The ongoing biodiversity crisis presents a complex challenge for ecological science. Despite a consensus on general biodiversity decline, identifying clear trends remains difficult due to variability in data, methodologies, and scales of analysis. To enhance our understanding of ongoing biodiversity changes and address discrepancies in biodiversity trend detection, we propose integrating macroecological theory with temporal and trait-based perspectives.

• First, analyzing temporal changes in diversity scaling relationships, such as species accumulation curves or distance decay, can reconcile and synthesize conflicting observations of biodiversity change, enabling quantification of diversity shifts from local to regional spatial scales.
• Second, diversity patterns across scales are linked to three proximate components: abundance, evenness, and spatial aggregation of species. Investigating temporal changes in these components provides deeper insights into how human activities directly influence biodiversity trends.
• Third, incorporating species traits into the analysis of these macroecological patterns improves our understanding of human impacts on biodiversity by elucidating the links between species characteristics and their responses to environmental changes.
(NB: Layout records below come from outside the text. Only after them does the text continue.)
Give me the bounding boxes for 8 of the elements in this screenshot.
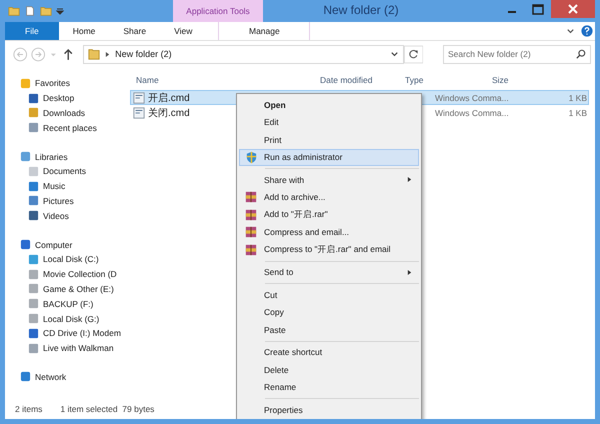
status-text: 2 items xyxy=(15,404,42,414)
file-size: 1 KB xyxy=(568,92,587,102)
file-type: Windows Comma... xyxy=(434,92,510,102)
file-size: 1 KB xyxy=(568,108,587,118)
file-type: Windows Comma... xyxy=(434,108,510,118)
contextual-tab-group-label: Application Tools xyxy=(173,0,263,22)
status-text: 1 item selected 79 bytes xyxy=(60,404,154,414)
window-title: New folder (2) xyxy=(322,2,400,19)
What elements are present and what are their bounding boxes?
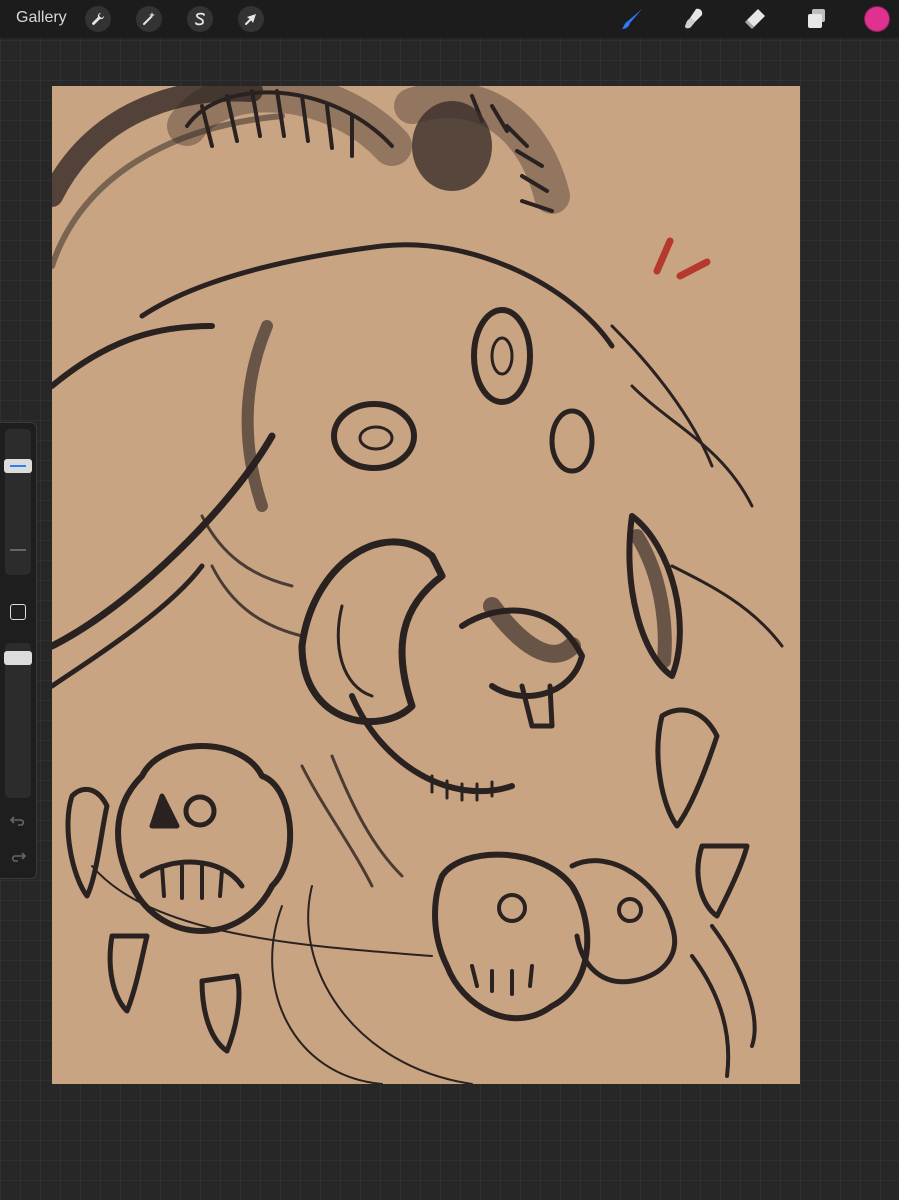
sidebar (0, 422, 37, 879)
color-button[interactable] (864, 6, 890, 32)
smudge-icon (685, 8, 703, 29)
transform-button[interactable] (238, 6, 264, 32)
selection-s-icon (195, 12, 205, 26)
goat-sketch-artwork (52, 86, 784, 1084)
brush-size-slider[interactable] (4, 429, 32, 575)
eraser-button[interactable] (741, 5, 769, 33)
brush-button[interactable] (618, 5, 646, 33)
drawing-canvas[interactable] (52, 86, 800, 1084)
brush-size-thumb[interactable] (4, 459, 32, 473)
adjustments-button[interactable] (136, 6, 162, 32)
undo-icon (9, 816, 25, 826)
brush-icon (622, 9, 642, 29)
opacity-thumb[interactable] (4, 651, 32, 665)
eraser-icon (745, 9, 765, 29)
modify-button[interactable] (10, 604, 26, 620)
redo-icon (11, 852, 27, 862)
arrow-cursor-icon (245, 14, 256, 25)
selection-button[interactable] (187, 6, 213, 32)
gallery-button[interactable]: Gallery (16, 9, 67, 27)
smudge-button[interactable] (680, 5, 708, 33)
layers-icon (808, 9, 825, 28)
undo-button[interactable] (9, 811, 27, 829)
opacity-slider[interactable] (4, 643, 32, 798)
actions-button[interactable] (85, 6, 111, 32)
top-toolbar: Gallery (0, 0, 899, 38)
magic-wand-icon (143, 12, 155, 25)
redo-button[interactable] (9, 847, 27, 865)
layers-button[interactable] (802, 5, 830, 33)
wrench-icon (92, 12, 105, 25)
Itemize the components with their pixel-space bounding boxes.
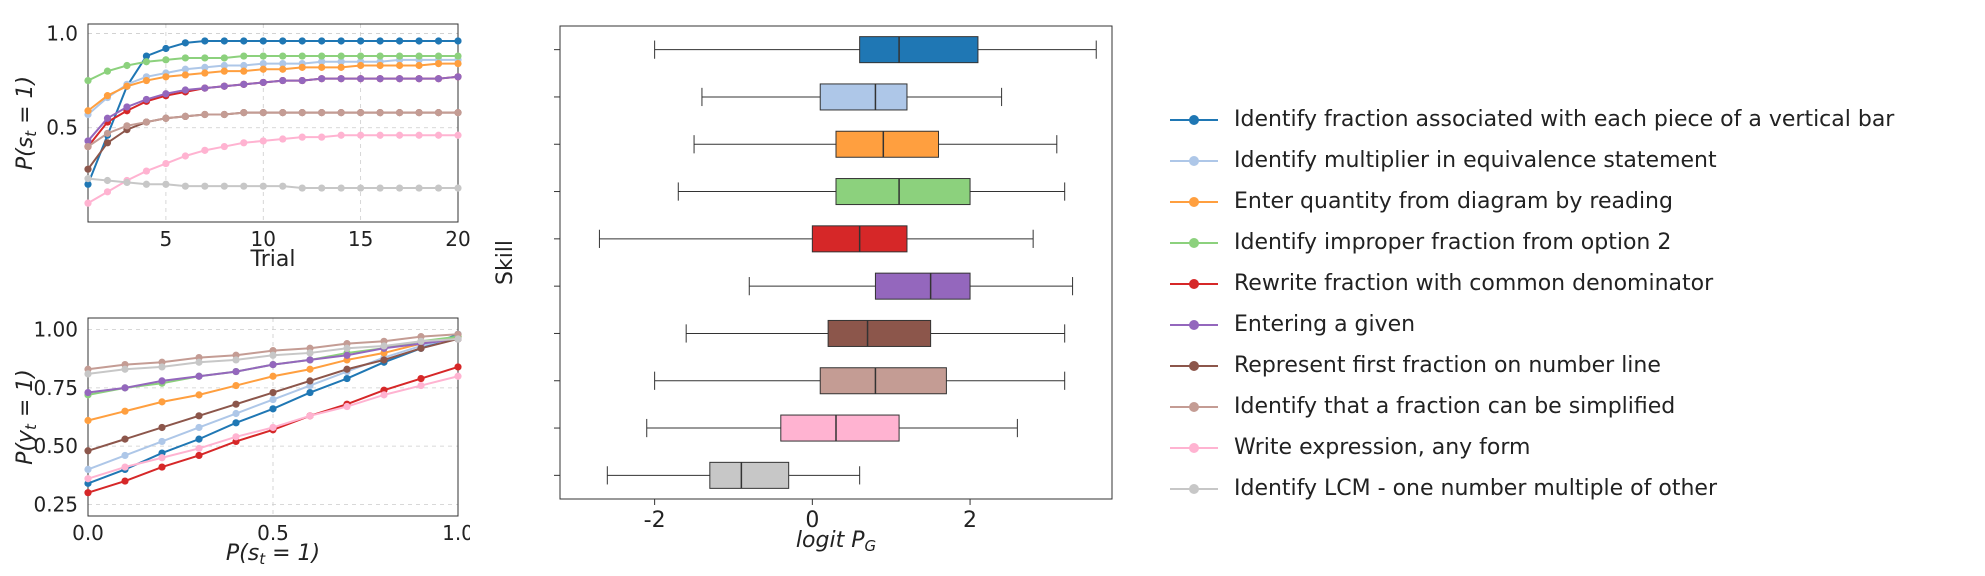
svg-text:0.5: 0.5 [46,116,78,140]
chart-pyt-vs-pst: 0.250.500.751.000.00.51.0P(st = 1)P(yt =… [10,304,470,566]
legend-line-icon [1170,324,1218,326]
legend-label: Rewrite fraction with common denominator [1234,271,1713,296]
legend-line-icon [1170,447,1218,449]
legend-item: Identify improper fraction from option 2 [1170,230,1975,255]
svg-text:logit PG: logit PG [796,528,876,555]
svg-text:0.25: 0.25 [33,492,78,516]
legend-item: Identify LCM - one number multiple of ot… [1170,476,1975,501]
legend-line-icon [1170,242,1218,244]
legend-line-icon [1170,119,1218,121]
svg-text:Trial: Trial [250,247,296,272]
legend-item: Represent first fraction on number line [1170,353,1975,378]
svg-text:0.0: 0.0 [72,521,104,545]
legend-line-icon [1170,160,1218,162]
legend-label: Identify improper fraction from option 2 [1234,230,1671,255]
svg-text:15: 15 [348,227,373,251]
svg-text:Skill: Skill [493,240,518,285]
svg-text:0.50: 0.50 [33,434,78,458]
mid-column: -202logit PGSkill [480,10,1140,566]
legend-label: Enter quantity from diagram by reading [1234,189,1673,214]
legend: Identify fraction associated with each p… [1140,10,1975,566]
svg-text:0.75: 0.75 [33,376,78,400]
legend-line-icon [1170,201,1218,203]
svg-text:1.0: 1.0 [442,521,470,545]
legend-item: Identify multiplier in equivalence state… [1170,148,1975,173]
svg-text:P(st = 1): P(st = 1) [13,76,40,170]
svg-text:20: 20 [445,227,470,251]
legend-label: Identify LCM - one number multiple of ot… [1234,476,1717,501]
legend-label: Identify fraction associated with each p… [1234,107,1894,132]
legend-label: Identify that a fraction can be simplifi… [1234,394,1675,419]
legend-item: Write expression, any form [1170,435,1975,460]
svg-text:P(yt = 1): P(yt = 1) [13,369,40,465]
legend-line-icon [1170,365,1218,367]
legend-item: Rewrite fraction with common denominator [1170,271,1975,296]
legend-item: Enter quantity from diagram by reading [1170,189,1975,214]
legend-label: Write expression, any form [1234,435,1530,460]
chart-boxplot-logit-pg: -202logit PGSkill [490,10,1130,555]
legend-line-icon [1170,283,1218,285]
svg-text:1.0: 1.0 [46,21,78,45]
legend-label: Identify multiplier in equivalence state… [1234,148,1717,173]
legend-line-icon [1170,406,1218,408]
legend-line-icon [1170,488,1218,490]
svg-text:2: 2 [963,508,977,533]
legend-item: Identify that a fraction can be simplifi… [1170,394,1975,419]
svg-text:5: 5 [160,227,173,251]
left-column: 0.51.05101520TrialP(st = 1) 0.250.500.75… [10,10,480,566]
legend-item: Identify fraction associated with each p… [1170,107,1975,132]
svg-text:1.00: 1.00 [33,318,78,342]
svg-text:-2: -2 [644,508,666,533]
svg-text:P(st = 1): P(st = 1) [226,541,320,566]
figure-wrap: 0.51.05101520TrialP(st = 1) 0.250.500.75… [0,0,1985,576]
chart-pst-vs-trial: 0.51.05101520TrialP(st = 1) [10,10,470,272]
legend-item: Entering a given [1170,312,1975,337]
legend-label: Entering a given [1234,312,1415,337]
legend-label: Represent first fraction on number line [1234,353,1661,378]
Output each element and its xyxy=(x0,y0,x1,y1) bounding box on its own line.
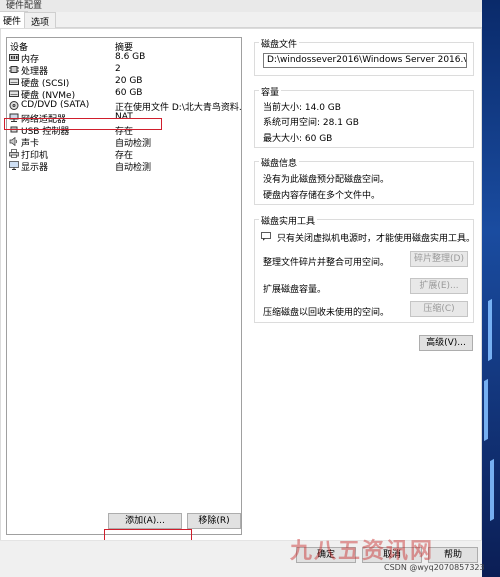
disk-info-line1: 没有为此磁盘预分配磁盘空间。 xyxy=(263,175,390,185)
help-button[interactable]: 帮助 xyxy=(428,547,478,563)
sound-icon xyxy=(9,137,18,146)
desktop-background xyxy=(482,0,500,577)
disk-utilities-group: 磁盘实用工具 只有关闭虚拟机电源时，才能使用磁盘实用工具。 整理文件碎片并整合可… xyxy=(254,214,476,323)
expand-description: 扩展磁盘容量。 xyxy=(263,285,327,295)
disk-info-group: 磁盘信息 没有为此磁盘预分配磁盘空间。 硬盘内容存储在多个文件中。 xyxy=(254,156,474,205)
compact-button[interactable]: 压缩(C) xyxy=(410,301,468,317)
group-title: 磁盘信息 xyxy=(259,156,300,169)
device-summary: 20 GB xyxy=(115,76,143,86)
current-size: 当前大小: 14.0 GB xyxy=(263,103,341,113)
device-row-harddisk-nvme[interactable]: 硬盘 (NVMe) 60 GB xyxy=(7,88,241,101)
list-header: 设备 摘要 xyxy=(7,40,241,53)
device-row-harddisk-scsi[interactable]: 硬盘 (SCSI) 20 GB xyxy=(7,76,241,89)
window-title: 硬件配置 xyxy=(6,1,43,11)
tab-bar: 硬件 选项 xyxy=(0,11,482,28)
selection-highlight-annotation xyxy=(4,118,162,130)
title-bar: 硬件配置 xyxy=(0,0,500,12)
cd-dvd-icon xyxy=(9,101,19,110)
device-row-display[interactable]: 显示器 自动检测 xyxy=(7,160,241,173)
disk-file-path-field[interactable]: D:\windossever2016\Windows Server 2016.v… xyxy=(263,53,467,68)
disk-file-group: 磁盘文件 D:\windossever2016\Windows Server 2… xyxy=(254,37,474,76)
printer-icon xyxy=(9,149,19,158)
remove-button[interactable]: 移除(R) xyxy=(187,513,241,529)
defrag-description: 整理文件碎片并整合可用空间。 xyxy=(263,258,390,268)
group-title: 容量 xyxy=(259,85,282,98)
disk-info-line2: 硬盘内容存储在多个文件中。 xyxy=(263,191,381,201)
device-summary: 8.6 GB xyxy=(115,52,146,62)
max-size: 最大大小: 60 GB xyxy=(263,134,333,144)
expand-button[interactable]: 扩展(E)... xyxy=(410,278,468,294)
display-icon xyxy=(9,161,19,170)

We illustrate this integration in a case study of forest and farmland birds in France, highlighting how studying diversity changes across scale, and decomposing temporal change in different components, can help to elucidate the mechanisms driving diversity change.

We discuss the limitations and challenges of this integrative approach and highlight how it offers a comprehensive framework for understanding the drivers of biodiversity change across scales. This framework facilitates a more nuanced understanding of how human activities impact biodiversity, ultimately paving the way for more informed actions to mitigate biodiversity loss across spatial and temporal scales.

Bird community data were from the French Breeding Bird Survey. The French breeding bird survey was designed to monitor population dynamics of common passerine bird species in France. In this survey, skilled volunteer ornithologists count birds at a given site, following a standardized protocol, at the same site, year after year (Jiguet et al. 2012). Species abundances are recorded across 2792 sites, each covering a 4km² area. Volunteers provide their home locality to the national coordinator, and a 2×2 km site is randomly selected from within a 10 km radius (out of 80 possible sites) by the coordinator. Each spring, volunteers carry out 10 point counts separated by at least 300 m within the selected site, for a fixed period of five minutes. Two sampling sessions are carried out from 1 April to 8 May, and then from 9 May to the end of June, to detect both early and late breeders, with a gap of 4–6 weeks between sessions. Counts are repeated annually on approximately the same date (±7 days) and at dawn (1–4 h after sunrise) by the same observer, in the same order. The highest count from these two sessions is used as the measure of point-level species abundance. We sub-selected sites that were monitored between 2002 and 2013, in order to avoid the first year of the restructured monitoring scheme (i.e 2001), and to limit our analyses to linear trends, more likely to characterize decadal dynamics. We used the latest PECBMS classification (https://pecbms.info/) to classify farmland and forest species according to their pre- dominant habitat.

Climatic data were extracted from CHELSA (https://chelsa-climate.org/, v.2.1) for each site and each sampling year. We computed the average daily temperature and precipitation during the bird breeding season (April - August). Land cover data were extracted from CORINE Land Cover (European Environment Agency 2010). Percentage land covers within FBBS site were computed by taking the habitat class area (in square meters) and dividing it by the total area of the site. Because CLC data were available only for 2000, 2006, 2012 and 2018, some FBBS site-year combinations were not covered by the dataset. In this case, we attributed site land cover for the uncovered year to the last year for which we had CLC data available (for example, sites monitored in 2001 were attributed land cover from CLC 2000). More specifically, we focused on two aggregated CLC classes, agricultural areas and forests.